Consider the parameterized optimization problem: \begin{align} \boldsymbol{s}(p)= &\arg \min_{ \boldsymbol{x}} \quad g( \boldsymbol{x})\\ \text{s.t. } & \boldsymbol{A}(p) \textbf{x} = \boldsymbol{b}(p)\\ & \boldsymbol{x}_{min} \preccurlyeq \boldsymbol{x} \preccurlyeq \boldsymbol{x}_{max}, \end{align}

where $\boldsymbol{A}(p) \in \mathbb{R}^{m\times n}$, $\boldsymbol{x} \in \mathbb{R}^{n} $, $ \boldsymbol{b}(p) \in \mathbb{R}^{n}$, and $ \preccurlyeq $ denotes element-wise inequality.

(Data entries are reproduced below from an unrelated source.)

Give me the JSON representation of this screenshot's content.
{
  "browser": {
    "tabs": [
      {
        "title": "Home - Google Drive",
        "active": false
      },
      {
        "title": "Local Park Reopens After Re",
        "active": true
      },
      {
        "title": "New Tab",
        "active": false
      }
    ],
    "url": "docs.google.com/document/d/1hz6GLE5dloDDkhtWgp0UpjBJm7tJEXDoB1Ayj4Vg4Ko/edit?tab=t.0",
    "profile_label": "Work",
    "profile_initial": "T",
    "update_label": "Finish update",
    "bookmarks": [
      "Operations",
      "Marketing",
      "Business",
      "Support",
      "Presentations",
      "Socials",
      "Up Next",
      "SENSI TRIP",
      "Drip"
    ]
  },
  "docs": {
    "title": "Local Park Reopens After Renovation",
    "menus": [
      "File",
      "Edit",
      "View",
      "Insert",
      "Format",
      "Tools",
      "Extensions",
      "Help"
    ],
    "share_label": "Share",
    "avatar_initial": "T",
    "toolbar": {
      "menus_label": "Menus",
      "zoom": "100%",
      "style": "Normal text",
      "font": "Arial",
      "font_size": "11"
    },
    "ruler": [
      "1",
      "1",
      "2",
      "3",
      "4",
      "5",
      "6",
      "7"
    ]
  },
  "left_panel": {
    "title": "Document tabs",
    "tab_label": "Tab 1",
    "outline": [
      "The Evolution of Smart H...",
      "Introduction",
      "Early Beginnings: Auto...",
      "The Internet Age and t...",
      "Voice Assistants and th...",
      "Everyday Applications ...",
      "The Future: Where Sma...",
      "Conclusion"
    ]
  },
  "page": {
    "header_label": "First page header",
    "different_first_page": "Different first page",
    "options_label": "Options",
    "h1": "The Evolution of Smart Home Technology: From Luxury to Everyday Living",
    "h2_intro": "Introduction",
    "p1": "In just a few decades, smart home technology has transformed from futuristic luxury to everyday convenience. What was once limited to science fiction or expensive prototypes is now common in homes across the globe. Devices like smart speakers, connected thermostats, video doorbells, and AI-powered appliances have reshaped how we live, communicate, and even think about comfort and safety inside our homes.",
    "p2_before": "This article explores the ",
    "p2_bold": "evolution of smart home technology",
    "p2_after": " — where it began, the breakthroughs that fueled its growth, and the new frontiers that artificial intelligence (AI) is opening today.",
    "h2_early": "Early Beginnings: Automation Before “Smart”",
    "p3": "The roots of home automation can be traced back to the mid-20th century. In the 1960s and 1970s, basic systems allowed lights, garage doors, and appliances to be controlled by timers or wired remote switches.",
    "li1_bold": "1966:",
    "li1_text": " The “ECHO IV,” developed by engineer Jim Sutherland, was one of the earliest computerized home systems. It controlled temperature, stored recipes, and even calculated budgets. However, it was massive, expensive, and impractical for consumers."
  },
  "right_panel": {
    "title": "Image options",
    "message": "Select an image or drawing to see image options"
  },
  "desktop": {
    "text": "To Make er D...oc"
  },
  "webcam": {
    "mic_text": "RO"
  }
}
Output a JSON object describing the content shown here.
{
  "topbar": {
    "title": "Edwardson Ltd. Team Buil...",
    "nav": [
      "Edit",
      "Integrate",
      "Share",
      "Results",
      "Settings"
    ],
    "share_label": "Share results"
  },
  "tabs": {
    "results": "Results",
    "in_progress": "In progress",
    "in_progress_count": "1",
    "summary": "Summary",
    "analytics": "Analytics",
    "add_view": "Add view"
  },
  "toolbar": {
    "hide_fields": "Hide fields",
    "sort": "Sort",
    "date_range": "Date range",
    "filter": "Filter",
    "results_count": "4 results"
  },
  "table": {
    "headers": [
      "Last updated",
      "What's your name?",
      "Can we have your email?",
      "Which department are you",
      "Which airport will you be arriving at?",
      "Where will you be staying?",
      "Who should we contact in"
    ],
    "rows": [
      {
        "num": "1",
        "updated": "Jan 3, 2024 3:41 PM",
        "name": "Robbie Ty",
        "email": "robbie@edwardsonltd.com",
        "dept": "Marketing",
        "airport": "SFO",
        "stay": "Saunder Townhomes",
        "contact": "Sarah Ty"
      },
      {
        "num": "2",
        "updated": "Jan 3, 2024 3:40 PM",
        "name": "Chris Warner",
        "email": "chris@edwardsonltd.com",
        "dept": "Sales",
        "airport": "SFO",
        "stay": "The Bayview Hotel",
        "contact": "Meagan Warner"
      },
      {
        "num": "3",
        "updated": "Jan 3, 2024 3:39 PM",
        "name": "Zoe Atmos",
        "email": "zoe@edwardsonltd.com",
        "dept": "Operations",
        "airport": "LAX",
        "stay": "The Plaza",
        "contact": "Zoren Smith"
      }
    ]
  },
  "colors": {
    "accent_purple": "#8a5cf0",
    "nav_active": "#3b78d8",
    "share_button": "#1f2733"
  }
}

Under the following assumptions:

A.1a. $ {g}(\boldsymbol{x}) $ is strictly convex and continuously differentiable.

A.1b. $ {g}(\boldsymbol{x}) $ is well behaved $^*$

A.2. $ \boldsymbol{A}(p) $ is full row-rank.

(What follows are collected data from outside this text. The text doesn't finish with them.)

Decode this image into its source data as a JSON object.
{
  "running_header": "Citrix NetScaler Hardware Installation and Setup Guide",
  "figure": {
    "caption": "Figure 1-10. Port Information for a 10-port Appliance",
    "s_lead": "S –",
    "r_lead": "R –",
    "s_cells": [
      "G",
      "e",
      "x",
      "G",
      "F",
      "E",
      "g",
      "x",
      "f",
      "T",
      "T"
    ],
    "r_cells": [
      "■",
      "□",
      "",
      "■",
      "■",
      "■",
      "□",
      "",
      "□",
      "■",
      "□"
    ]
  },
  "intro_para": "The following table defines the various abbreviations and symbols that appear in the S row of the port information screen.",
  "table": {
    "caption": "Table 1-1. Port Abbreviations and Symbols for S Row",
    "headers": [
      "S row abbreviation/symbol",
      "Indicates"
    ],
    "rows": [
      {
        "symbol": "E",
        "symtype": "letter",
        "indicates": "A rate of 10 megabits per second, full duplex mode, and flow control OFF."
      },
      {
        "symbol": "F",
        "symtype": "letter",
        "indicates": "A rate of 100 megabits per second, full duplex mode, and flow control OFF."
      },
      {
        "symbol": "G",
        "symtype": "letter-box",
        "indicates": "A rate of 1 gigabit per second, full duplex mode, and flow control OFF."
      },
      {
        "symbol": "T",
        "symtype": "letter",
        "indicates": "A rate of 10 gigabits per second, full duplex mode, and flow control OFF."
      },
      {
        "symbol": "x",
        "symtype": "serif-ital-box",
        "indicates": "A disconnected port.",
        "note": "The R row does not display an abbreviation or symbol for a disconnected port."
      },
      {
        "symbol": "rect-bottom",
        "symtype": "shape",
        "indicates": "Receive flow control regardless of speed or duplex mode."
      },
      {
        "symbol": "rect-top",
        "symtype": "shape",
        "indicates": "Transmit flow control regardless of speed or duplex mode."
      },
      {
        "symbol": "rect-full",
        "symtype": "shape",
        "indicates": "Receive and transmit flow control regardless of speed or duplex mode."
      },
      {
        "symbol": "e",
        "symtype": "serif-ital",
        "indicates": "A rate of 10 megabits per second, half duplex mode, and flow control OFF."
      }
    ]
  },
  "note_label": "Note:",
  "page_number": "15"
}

A.3. The elements of $ \boldsymbol{A}(p) $ and $ \boldsymbol{b}(p) $ is $ \mathcal{C}^1 $ continuous.

A.4. $\boldsymbol{A}(p) \textbf{x} = \boldsymbol{b}(p)$ is feasible for some $\boldsymbol{x} \in \boldsymbol{x}_{min} \preccurlyeq \boldsymbol{x} \preccurlyeq \boldsymbol{x}_{max}$

I want to proove continuity of $ \boldsymbol{s}(p) $.

I think I have a working draft, but could really need some input on making it more precise/verify it.

Step 1 KKT Qualifications and existence of an optimal solution

The following two KKT qualifications are met [1]

1: Linear constraint qualification is met (affine constraints)

2: Second order sufficient condition is met (by A.1a)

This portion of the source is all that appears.